Meski tempat berdoa orang Yahudi itu bernama "Tembok Tangis",
mereka nampaknya tidak meraung-raung di situ. Dari jauh mereka
terlihat khusyuk berdiri sambil merapatkan kening serta kedua
tapak tangan pada dinding yang sudah berusia ribuan tahun itu.
Tidak terdengar suara keras. Cuma kemudian mereka kelihatan
sibuk mengorek selasela batu dinding. Mereka rupanya menyelipkan
kertas yang ditulisi dengan doa serta permintaan kepada Tuhan.
Ketika saya mendekati tembok itu menggunakan tutup kepala
khasyahudi tapi tak berdoa -- memang nampak banyak gumpalan
kertas yang memenuhi sela-sela batu dinding. Shalom Alaihem.
Ruat orang Kristen dari aliran atau sekte mana saja, dalam kota
lama ini juga ada tempat suci bagi mereka. Masih ingat gereja St
Spulcer yang dikunjungi Presiden Sadat ketika berada di
Jerusalem Nopember tahun silam? Nah, gereja itulah satu-satunya
tempat ibadat yang memungkinkan segala jenis pengikut Kristus
bertemu, meski masing-masing dalam ruang tersendiri.
Tidak jauh dari gereja ini anda bisa melihat Golgota, tempat
yang dipercayai sebagai arena penyaliban Yesus. Tapi Golgota
sekarang tidak lebih dari salah satu bagian kota lama yang juga
ramai dengan tawar menawar antara turis dan pedagang Palestina.

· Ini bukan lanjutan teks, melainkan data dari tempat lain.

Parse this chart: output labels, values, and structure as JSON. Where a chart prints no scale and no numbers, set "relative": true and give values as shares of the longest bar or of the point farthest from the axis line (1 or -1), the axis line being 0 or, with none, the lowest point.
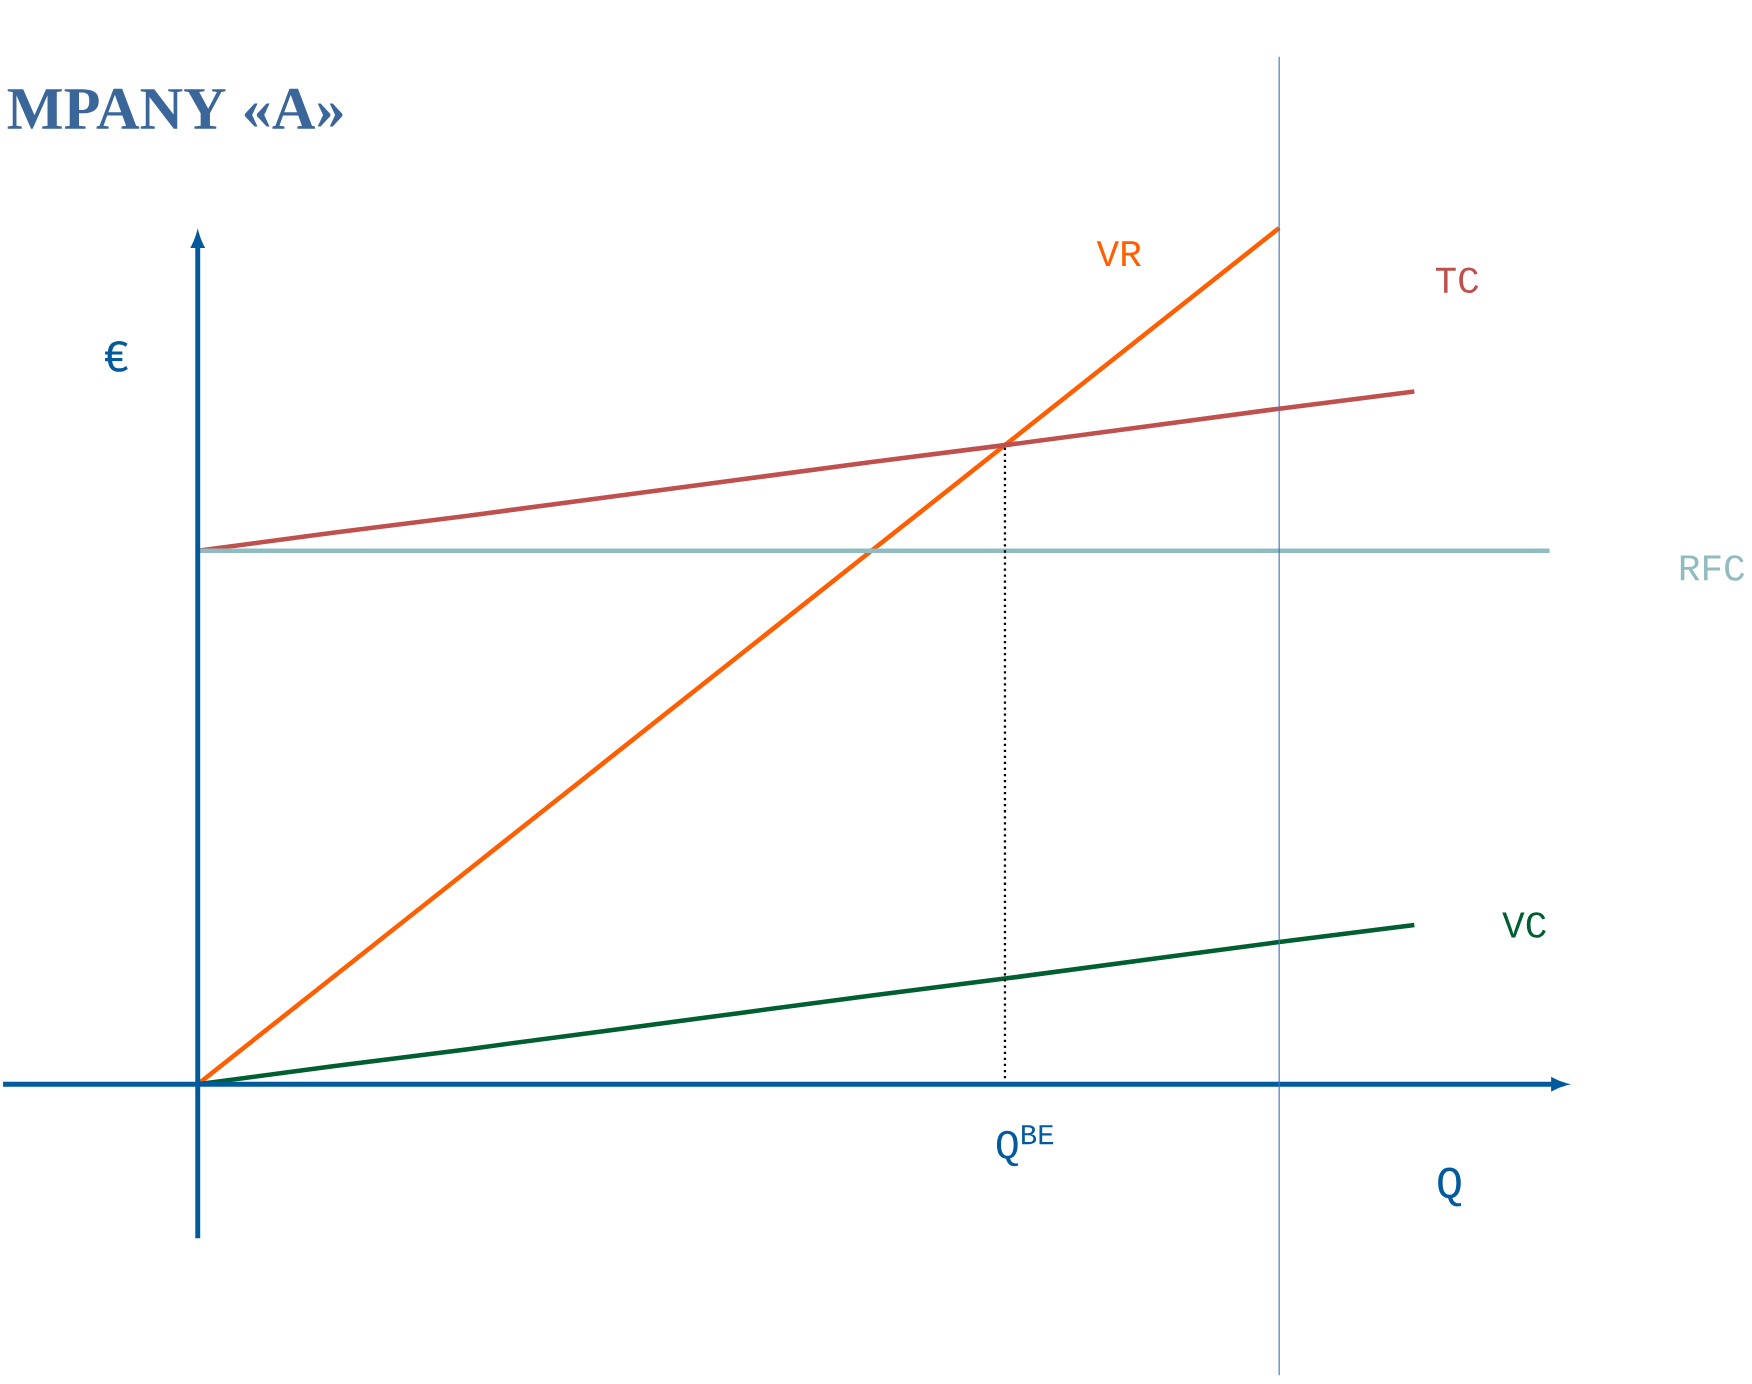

Apakah pemerintah Israel punya rencana sistimatis untuk
menghancurkan Al Aqsha dengan menggali fondasinya? Tentu saja
mereka menyangkal. Penggalian memang nampak di sisi mesjid itu,
dan bisa dianggap mengkhawatirkan. Tapi penggalian arkeologis
macam itu bukan saja terjadi di kota lama. Di mana-mana.
Nampaknya itu dilakukan oleh Israel untuk mencari pembenaran
sejarah bahwa tanah Palestina itu dulu dibangun oleh nenek
moyang bangsa Israel. Terutama kaum Zionis-nya memakai alasan
sejarah, dan Kitab Suci, untuk tinggal di negeri yang mereka
kuasai sekarang setelah mengusir orang Palestina.